Эти маленькие отрывки — это мое курение. Я пишу их, снимая с машинки листки основной работы, — написав отрывок, вновь вставляю основной листок.
Безусловно, это курение.
Если, впрочем, у них есть литературная ценность, то совершенно все равно, по какой причине они рождаются.
Что такое литературная ценность?
Примитивный взгляд видит большую ценность в «Божественной комедии», чем в стихотворении Верлена. Разумеется, это неверная оценка. Все значительно, что высказано страдающей или ликующей душой поэта, — пусть это будет всего лишь одна мысль, краска, эпитет, фантастический пассаж. Вовсе не дело поэзии давать историю нравов или местности. Я не знаю, что именно дело поэзии. Иногда это песни Петефи, иногда…
Кто-то сказал, что от искусства для вечности останется только метафора. Так оно, конечно, и есть. В этом плане мне приятно думать, что я делаю кое-что, что могло бы остаться для вечности. А почему это, в конце концов, приятно? Что такое вечность как не метафора? Ведь о неметафорической вечности мы ничего не знаем.
Я твердо знаю о себе, что у меня есть дар называть вещи по-иному. Иногда удается лучше, иногда хуже. Зачем этот дар — не знаю. Почему-то он нужен людям. Ребенок, услышав метафору, даже мимоходом, даже краем уха, выходит на мгновенье из игры, слушает и потом одобрительно смеется. Значит, это нужно. Мне кажется, что я называтель вещей. Даже не художник, а просто какой-то аптекарь, за-вертыватель порошков, скатыватель пилюль. Толстой, занятый моральными, или историческими, или экономическими рассуждениями, на ходу бросает краску. Я все направляю к краске.

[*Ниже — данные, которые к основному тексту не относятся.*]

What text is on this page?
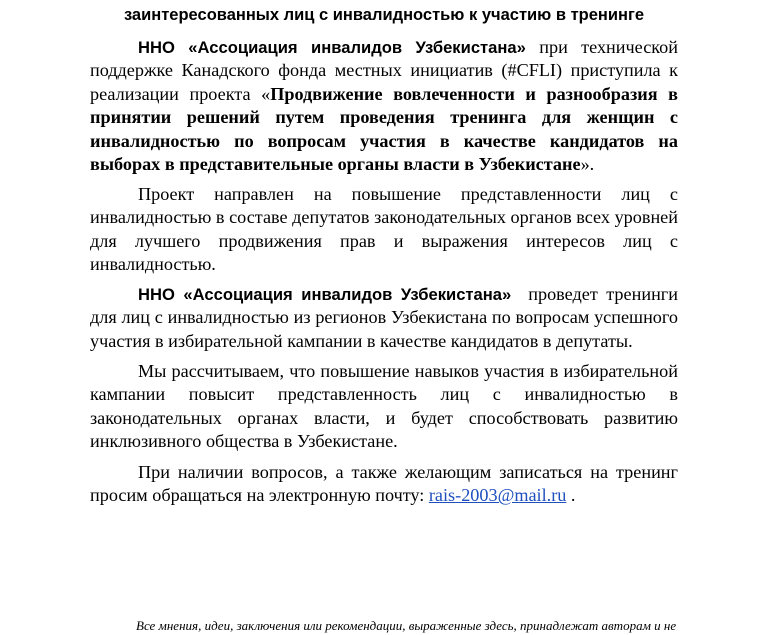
заинтересованных лиц с инвалидностью к участию в тренинге

ННО «Ассоциация инвалидов Узбекистана» при технической поддержке Канадского фонда местных инициатив (#CFLI) приступила к реализации проекта «Продвижение вовлеченности и разнообразия в принятии решений путем проведения тренинга для женщин с инвалидностью по вопросам участия в качестве кандидатов на выборах в представительные органы власти в Узбекистане».

Проект направлен на повышение представленности лиц с инвалидностью в составе депутатов законодательных органов всех уровней для лучшего продвижения прав и выражения интересов лиц с инвалидностью.

ННО «Ассоциация инвалидов Узбекистана»  проведет тренинги для лиц с инвалидностью из регионов Узбекистана по вопросам успешного участия в избирательной кампании в качестве кандидатов в депутаты.

Мы рассчитываем, что повышение навыков участия в избирательной кампании повысит представленность лиц с инвалидностью в законодательных органах власти, и будет способствовать развитию инклюзивного общества в Узбекистане.

При наличии вопросов, а также желающим записаться на тренинг просим обращаться на электронную почту: rais-2003@mail.ru .

Все мнения, идеи, заключения или рекомендации, выраженные здесь, принадлежат авторам и не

Я помню, Катаев получал наслаждение от того, что заказывал мне подыскать метафору на тот или иной случай. Он ржал, когда это у меня получалось. С каким внутренним отзвуком именно признания, одобрения пересказывает Толстой бодлеровские «Облака», хотя и хочет показать их «никчемность». С каким также восхищением рассказывает он о «муровских» братьях Николеньки, — тоже, по существу, метафоре.